Mazal: Im internationalen Vergleich sind die zweite und die dritte Säule in Österreich noch etwas dünner als in anderen Ländern. Das ist aber auch systemimmanent notwendig: Weil wir eine sehr stark ausgebaute erste Säule haben, kann die zweite nicht so stark sein wie etwa in der Schweiz, wo die staatliche Pension nur in etwa das Niveau unserer Ausgleichszulage ansteuert. Funktional wird allerdings die erste Säule bei uns in den nächsten Jahrzehnten aus demografischen Gründen etwas schwächer. Deswegen halte ich es für gut, wenn man auch die zweite Säule in den nächsten Jahren sukzessive ausbaut. Ich fordere und unterstütze das schon seit vielen Jahren. Aber gerade durch Abfertigung neu ist das ein bisschen intransparenter geworden. Man könnte und sollte kontinuierlich an der zweiten Säule weiterarbeiten, und sie als Ergänzung der in Österreich glücklicherweise starken ersten Säule auch verstehen.

derStandard.at: Wo sehen Sie Nachholbedarf?

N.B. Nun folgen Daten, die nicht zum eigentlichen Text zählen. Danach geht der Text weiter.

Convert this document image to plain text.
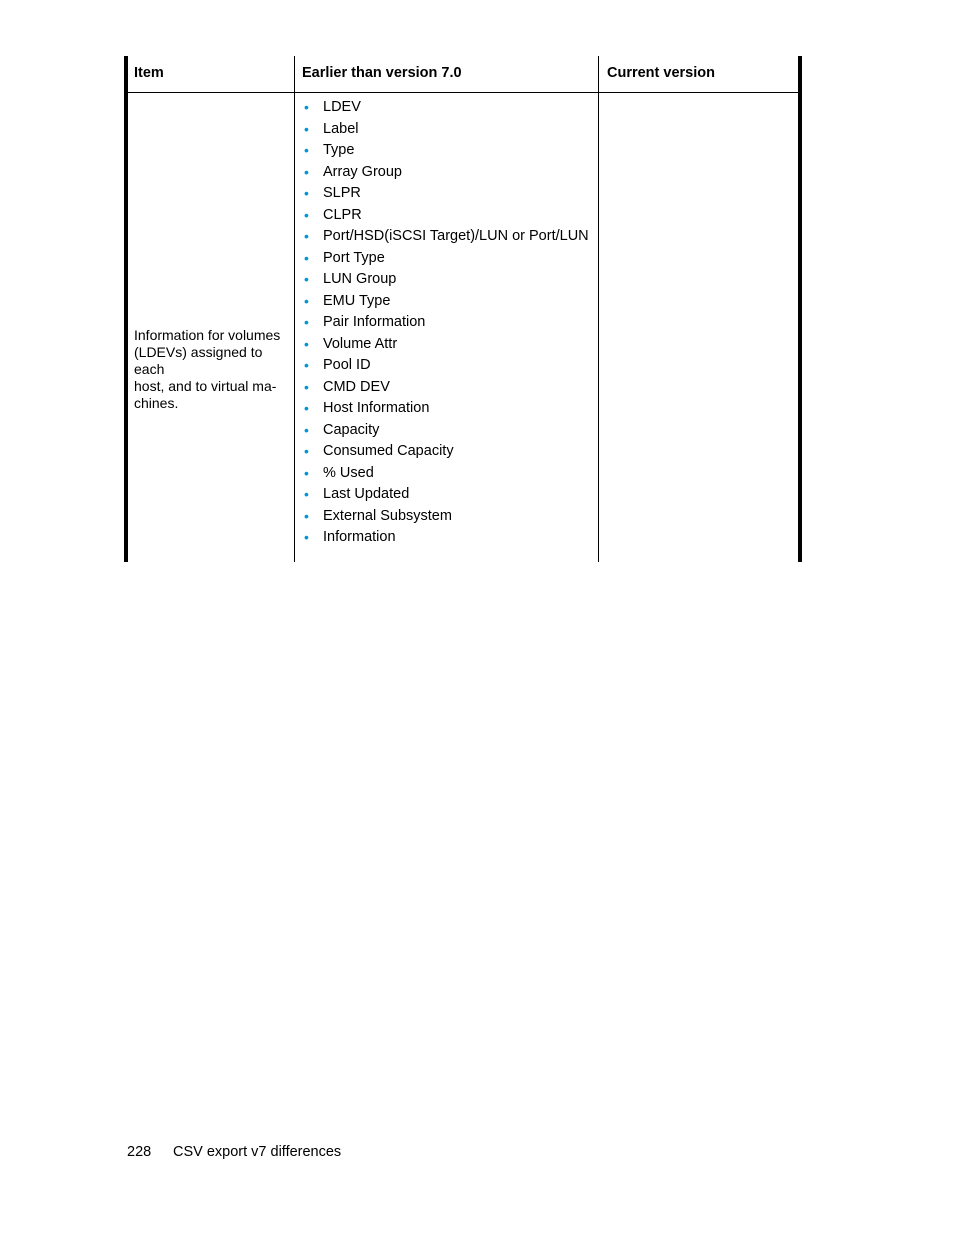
Item	Earlier than version 7.0	Current version
Information for volumes
(LDEVs) assigned to each
host, and to virtual ma-
chines.
• LDEV
• Label
• Type
• Array Group
• SLPR
• CLPR
• Port/HSD(iSCSI Target)/LUN or Port/LUN
• Port Type
• LUN Group
• EMU Type
• Pair Information
• Volume Attr
• Pool ID
• CMD DEV
• Host Information
• Capacity
• Consumed Capacity
• % Used
• Last Updated
• External Subsystem
• Information
228 CSV export v7 differences
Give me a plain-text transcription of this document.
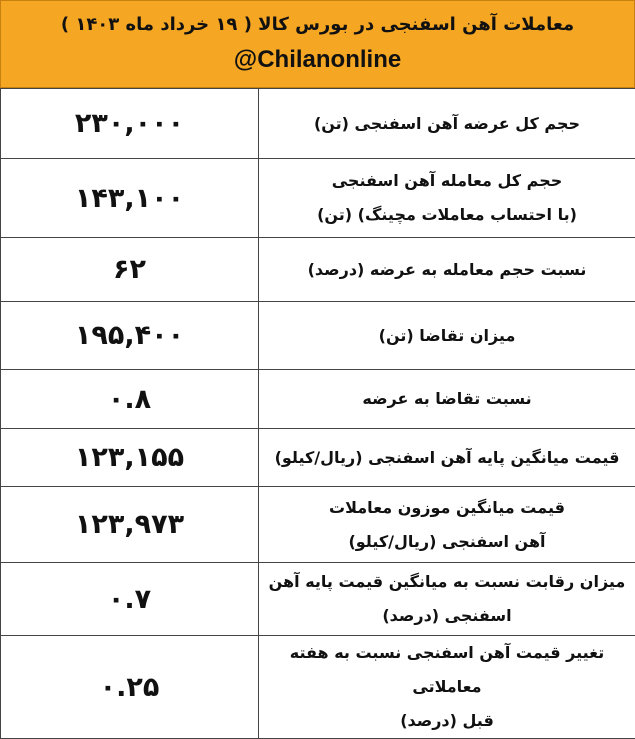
معاملات آهن اسفنجی در بورس کالا ( ۱۹ خرداد ماه ۱۴۰۳ )
@Chilanonline
۲۳۰,۰۰۰	حجم کل عرضه آهن اسفنجی (تن)

۱۴۳,۱۰۰	حجم کل معامله آهن اسفنجی
(با احتساب معاملات مچینگ) (تن)

۶۲	نسبت حجم معامله به عرضه (درصد)

۱۹۵,۴۰۰	میزان تقاضا (تن)

۰.۸	نسبت تقاضا به عرضه

۱۲۳,۱۵۵	قیمت میانگین پایه آهن اسفنجی (ریال/کیلو)

۱۲۳,۹۷۳	قیمت میانگین موزون معاملات
آهن اسفنجی (ریال/کیلو)

۰.۷	میزان رقابت نسبت به میانگین قیمت پایه آهن
اسفنجی (درصد)

۰.۲۵	تغییر قیمت آهن اسفنجی نسبت به هفته معاملاتی
قبل (درصد)
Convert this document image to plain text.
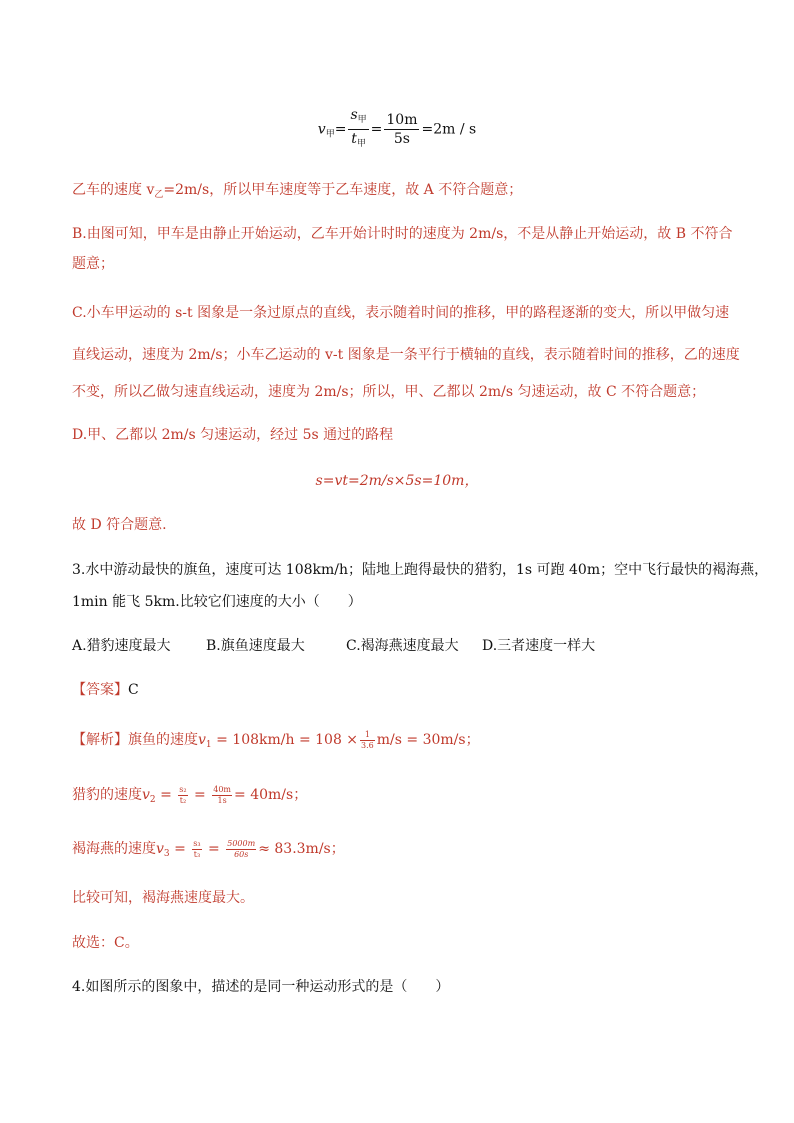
$v_甲= \frac{s_甲}{t_甲} = \frac{10m}{5s} =2m / s$
乙车的速度 $v_乙=2m/s$，所以甲车速度等于乙车速度，故 A 不符合题意；
B.由图可知，甲车是由静止开始运动，乙车开始计时时的速度为 2m/s，不是从静止开始运动，故 B 不符合
题意；
C.小车甲运动的 s-t 图象是一条过原点的直线，表示随着时间的推移，甲的路程逐渐的变大，所以甲做匀速
直线运动，速度为 2m/s；小车乙运动的 v-t 图象是一条平行于横轴的直线，表示随着时间的推移，乙的速度
不变，所以乙做匀速直线运动，速度为 2m/s；所以，甲、乙都以 2m/s 匀速运动，故 C 不符合题意；
D.甲、乙都以 2m/s 匀速运动，经过 5s 通过的路程
s=vt=2m/s×5s=10m，
故 D 符合题意.
3.水中游动最快的旗鱼，速度可达 108km/h；陆地上跑得最快的猎豹，1s 可跑 40m；空中飞行最快的褐海燕，
1min 能飞 5km.比较它们速度的大小（　　）
A.猎豹速度最大	B.旗鱼速度最大	C.褐海燕速度最大 D.三者速度一样大
【答案】C
【解析】旗鱼的速度$v_1 = 108km/h = 108 \times \frac{1}{3.6} m/s = 30m/s$；
猎豹的速度$v_2 = \frac{\text{s₂}}{\text{t₂}} = \frac{40m}{1s} = 40m/s$；
褐海燕的速度$v_3 = \frac{\text{s₃}}{\text{t₃}} = \frac{5000m}{60s} \approx 83.3m/s$；
比较可知，褐海燕速度最大。
故选：C。
4.如图所示的图象中，描述的是同一种运动形式的是（　　）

Mazal: Ich glaube, dass es vor allem wichtig wäre, dass mehr Menschen in den Genuss einer - und sei es einer noch so geringen - Zusatzversorgung kommen. Heute ist das System eher nur auf Begüterte ausgerichtet. Aus Gerechtigkeitsgründen sollte man auch Menschen aus niedrigeren Einkommensschichten den Zugang zur Zusatzabsicherung eröffnen, indem man Arbeitgeber zur Zahlung entsprechender Beiträge in die private Vorsorge verpflichtet. (Daniela Rom, derStandard.at, 27.1.2011)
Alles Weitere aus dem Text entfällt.